"a haunting, beautiful perceptual delight"
by Anna Marks for remotegoat on 27/01/17

Do I see blue in the same way as you? Or get the same sounds from a seagull's shriek? Maybe yes, maybe no. But nobody will ever know for sure - as like you, him, her, them – I am locked into my own perceptual world.

Sharing a theatrical experience with people whose perceptions, cognitions, mobility and health are undoubtedly poles apart from my own is a humbling and thought-provoking experience. Frozen Light Theatre creates shows for an all too often invisible community – those living with profound multiple learning difficulties (PMLD). This makes Frozen Light a highly unusual theatre company, totally reliant on funding and only likely to perform to very small audiences in intimate theatre spaces.

And this is one of their core values, no compromise allowed – Frozen Light bring their shows into theatres, no draughty school gymnasium or tired village hall to be found on their extensive tours. The target audience - the PMLD community, which of necessity includes carers, relatives, teachers – is to rub shoulders with other theatre-goers in a fully accessible community space.

Coming to a theatre is a rare event for this group and Frozen Light do things slightly differently to make the unknown as comfortable as possible for their audience. A full colour, large type summary story is sent out to all participants beforehand, so they know what is to come. Naturally no spoilers! On arrival audience members are greeted and seated by a cast member, beginning a process of familiarisation and bonding which leads into an immersive theatrical experience designed to stimulate and delight the senses.
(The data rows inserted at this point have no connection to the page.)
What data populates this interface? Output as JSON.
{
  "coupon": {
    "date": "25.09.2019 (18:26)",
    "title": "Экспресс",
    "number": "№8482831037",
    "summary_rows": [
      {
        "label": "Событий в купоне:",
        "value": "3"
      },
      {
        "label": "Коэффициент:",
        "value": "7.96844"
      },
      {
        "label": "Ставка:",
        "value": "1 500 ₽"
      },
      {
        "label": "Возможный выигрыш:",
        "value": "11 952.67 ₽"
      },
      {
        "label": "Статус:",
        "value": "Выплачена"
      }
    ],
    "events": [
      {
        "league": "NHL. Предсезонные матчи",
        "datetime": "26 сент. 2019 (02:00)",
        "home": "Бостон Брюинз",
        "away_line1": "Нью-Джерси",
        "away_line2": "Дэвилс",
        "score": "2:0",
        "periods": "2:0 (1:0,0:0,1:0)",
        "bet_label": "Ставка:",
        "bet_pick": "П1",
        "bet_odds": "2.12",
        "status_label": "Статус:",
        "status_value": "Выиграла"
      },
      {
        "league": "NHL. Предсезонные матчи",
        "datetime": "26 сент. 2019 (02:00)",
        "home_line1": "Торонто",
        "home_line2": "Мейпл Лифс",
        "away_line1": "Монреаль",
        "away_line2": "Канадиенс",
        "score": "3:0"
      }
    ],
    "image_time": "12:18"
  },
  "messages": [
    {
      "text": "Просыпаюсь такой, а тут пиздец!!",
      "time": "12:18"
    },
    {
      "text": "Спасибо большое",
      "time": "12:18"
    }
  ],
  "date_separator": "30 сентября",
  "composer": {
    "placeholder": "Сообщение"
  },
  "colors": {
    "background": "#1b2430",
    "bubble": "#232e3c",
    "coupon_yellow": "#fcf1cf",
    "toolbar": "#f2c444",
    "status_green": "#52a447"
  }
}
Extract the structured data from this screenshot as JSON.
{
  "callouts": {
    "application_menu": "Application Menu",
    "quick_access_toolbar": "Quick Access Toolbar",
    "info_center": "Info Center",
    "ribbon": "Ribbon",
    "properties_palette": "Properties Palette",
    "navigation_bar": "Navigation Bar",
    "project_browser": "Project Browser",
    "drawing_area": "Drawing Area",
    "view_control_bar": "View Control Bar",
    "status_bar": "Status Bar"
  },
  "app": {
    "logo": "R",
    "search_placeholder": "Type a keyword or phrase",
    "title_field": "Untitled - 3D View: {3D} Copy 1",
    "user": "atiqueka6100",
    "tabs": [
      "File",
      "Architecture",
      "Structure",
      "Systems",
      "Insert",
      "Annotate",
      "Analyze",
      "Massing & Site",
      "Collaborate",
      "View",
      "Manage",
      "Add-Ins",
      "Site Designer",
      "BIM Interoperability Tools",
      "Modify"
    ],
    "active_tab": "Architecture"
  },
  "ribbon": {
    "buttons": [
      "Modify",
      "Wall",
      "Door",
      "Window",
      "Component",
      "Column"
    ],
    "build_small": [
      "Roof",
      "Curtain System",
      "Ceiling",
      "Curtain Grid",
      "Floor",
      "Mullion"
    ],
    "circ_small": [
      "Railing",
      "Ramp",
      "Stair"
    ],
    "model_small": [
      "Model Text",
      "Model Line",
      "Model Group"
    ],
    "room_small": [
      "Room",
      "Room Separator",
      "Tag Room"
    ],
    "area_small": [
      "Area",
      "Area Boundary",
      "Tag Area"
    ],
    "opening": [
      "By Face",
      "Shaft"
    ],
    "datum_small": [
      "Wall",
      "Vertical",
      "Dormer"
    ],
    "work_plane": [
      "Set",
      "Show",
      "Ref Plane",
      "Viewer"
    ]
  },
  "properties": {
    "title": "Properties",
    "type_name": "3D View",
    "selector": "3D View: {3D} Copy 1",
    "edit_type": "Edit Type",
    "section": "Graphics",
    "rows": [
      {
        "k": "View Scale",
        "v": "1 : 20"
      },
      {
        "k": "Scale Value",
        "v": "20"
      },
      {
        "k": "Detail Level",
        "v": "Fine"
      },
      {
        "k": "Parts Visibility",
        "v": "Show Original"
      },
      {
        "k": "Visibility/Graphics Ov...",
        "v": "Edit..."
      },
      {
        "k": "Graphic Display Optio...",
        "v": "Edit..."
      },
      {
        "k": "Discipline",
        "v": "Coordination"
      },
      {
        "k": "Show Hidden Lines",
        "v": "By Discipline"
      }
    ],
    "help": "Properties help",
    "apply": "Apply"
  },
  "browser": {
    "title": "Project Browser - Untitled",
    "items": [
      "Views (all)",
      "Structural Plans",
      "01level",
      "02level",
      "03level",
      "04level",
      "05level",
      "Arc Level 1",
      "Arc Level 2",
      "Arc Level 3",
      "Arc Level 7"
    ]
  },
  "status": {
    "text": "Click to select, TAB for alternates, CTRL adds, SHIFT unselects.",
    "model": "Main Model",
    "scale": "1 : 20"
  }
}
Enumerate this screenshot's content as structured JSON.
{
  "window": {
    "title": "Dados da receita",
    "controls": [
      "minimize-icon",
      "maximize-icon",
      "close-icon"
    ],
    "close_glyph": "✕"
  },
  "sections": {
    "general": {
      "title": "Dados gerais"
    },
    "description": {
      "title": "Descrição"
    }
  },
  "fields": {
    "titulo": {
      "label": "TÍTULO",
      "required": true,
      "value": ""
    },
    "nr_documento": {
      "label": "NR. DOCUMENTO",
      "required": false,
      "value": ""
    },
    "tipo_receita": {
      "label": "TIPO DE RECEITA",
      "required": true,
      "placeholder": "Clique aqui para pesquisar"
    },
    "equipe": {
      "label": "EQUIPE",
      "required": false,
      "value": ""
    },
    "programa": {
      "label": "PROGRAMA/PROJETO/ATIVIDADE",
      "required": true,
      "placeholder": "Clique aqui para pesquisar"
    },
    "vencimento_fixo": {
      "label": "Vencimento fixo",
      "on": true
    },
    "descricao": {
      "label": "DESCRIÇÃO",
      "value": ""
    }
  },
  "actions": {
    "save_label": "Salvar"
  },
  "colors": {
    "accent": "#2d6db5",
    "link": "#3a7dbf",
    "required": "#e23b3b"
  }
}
And what a treat it is. Clever too. There is a story line – think apocalyptic, mythical, symbolic – accessible on many levels. It is told slowly, in bite-size chunks, with repetition. It's not possible to say what all the audience made of the narrative but there was enough to keep me thinking for a long while. The set and costumes are amazing – all ochre and old clothes, bits of wire and pulleys, a stunning giant geometric building block providing coloured light effects.

For me, the joy and the renewal stemming from this show come from the communication with the actors, the sheer delight of the sensory banquet - being sprinkled with fairy dust (gold glitter), participating in bubble play, loving the light show – and the amazing music. It makes you feel like getting to your feet and singing and dancing. And then you remember that some of the audience can't do that. Except, perhaps, for a few daydream moments participating in a show like this ...

So, massive plaudits to the hugely talented cast – devisers, writers, musicians, singers - Lucy Garland, Amber Onat Gregory and Al Watts. What you are doing is great theatre and great work. Home is that rare thing – a piece of theatre that makes you think differently, feel differently and stays with you long after you've left the theatre.